All'ingresso di Sfruz, un paesino della Val di Non, un cartello avverte i visitatori di prestare attenzione (e rispetto) ai bambini che giocano per le strade

Il paesino che difende il "diritto al gioco" dei bambini, anche per strada

“Attenzione, rallentare. In questo paese i bambini ancora giocano per strada”: questo è il cartello che accoglie i visitatori all'ingresso di Sfruz, un paesino in cima alla Val di Non.

Sono oltre sessanta i bambini in questo borghetto trentino di 334 abitanti che si trova a 1012 metri di altezza alle pendici del monte Roen. A loro è stato riconosciuto istituzionalmente il "diritto al gioco", anche per le strade, e la loro libertà di movimento per il paese.

A Sfruz i piccoli giocano ancora all'aperto: d'estate sguazzano nella grande fontana della piazza, esplorano i burroni, i prati, i boschi. Ci sono due parchi giochi che il pomeriggio si riempiono anche coi bimbi dei paesi vicini, uno sta proprio sotto il Municipio.
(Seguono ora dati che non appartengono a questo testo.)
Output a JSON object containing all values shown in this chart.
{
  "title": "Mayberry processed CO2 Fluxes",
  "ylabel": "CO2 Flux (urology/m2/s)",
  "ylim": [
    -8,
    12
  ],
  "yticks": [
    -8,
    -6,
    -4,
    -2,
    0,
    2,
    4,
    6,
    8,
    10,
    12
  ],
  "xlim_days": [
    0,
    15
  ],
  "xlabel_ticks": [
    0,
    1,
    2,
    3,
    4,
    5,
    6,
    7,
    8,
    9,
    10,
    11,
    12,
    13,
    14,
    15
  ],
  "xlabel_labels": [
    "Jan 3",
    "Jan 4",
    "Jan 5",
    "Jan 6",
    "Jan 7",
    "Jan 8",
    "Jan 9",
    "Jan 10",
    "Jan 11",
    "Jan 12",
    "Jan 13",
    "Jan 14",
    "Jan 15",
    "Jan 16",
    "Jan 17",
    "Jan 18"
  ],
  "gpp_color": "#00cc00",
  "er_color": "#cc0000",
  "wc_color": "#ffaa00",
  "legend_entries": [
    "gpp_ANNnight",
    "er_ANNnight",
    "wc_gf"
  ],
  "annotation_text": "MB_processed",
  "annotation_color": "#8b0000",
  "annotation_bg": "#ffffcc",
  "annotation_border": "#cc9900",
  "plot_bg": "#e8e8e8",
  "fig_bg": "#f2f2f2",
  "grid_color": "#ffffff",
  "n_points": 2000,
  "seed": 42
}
Così la comunità ha deciso di difendere il loro spazio dai villeggianti troppo frettolosi o abituati a vedere i bambini incollati a tablet e smartphone. Ovviamente, vale sempre il criterio dell'educazione, ma vale in entrambi i sensi: non solo i bambini devono rispettare gli altri quando giocano negli spazi pubblici, anche i grandi devono rispettare il diritto dei bambini a giocare all'esterno.

Il cartellone, scrive La Repubblica, è stata un'idea dell'assessora e mamma di due figli, Patrizia Poli: “L'ho vista da qualche parte su internet, me la sono segnata e una volta eletta l'ho proposta, è piaciuta”.

“È bello vedere ancora nei nostri centri storici la vivacità dei bambini e le Amministrazioni dovrebbero fare di tutto per favorire questo - spiega con orgoglio il sindaco Andrea Biasi - Molti centri storici sono praticamente disabitati, qui grida e giochi ci fanno pensare a un futuro diverso, e ci sono famiglie che si sono trasferite dalle province di Trento e Bolzano. Siamo una comunità che ha un forte dialogo intergenerazionale”.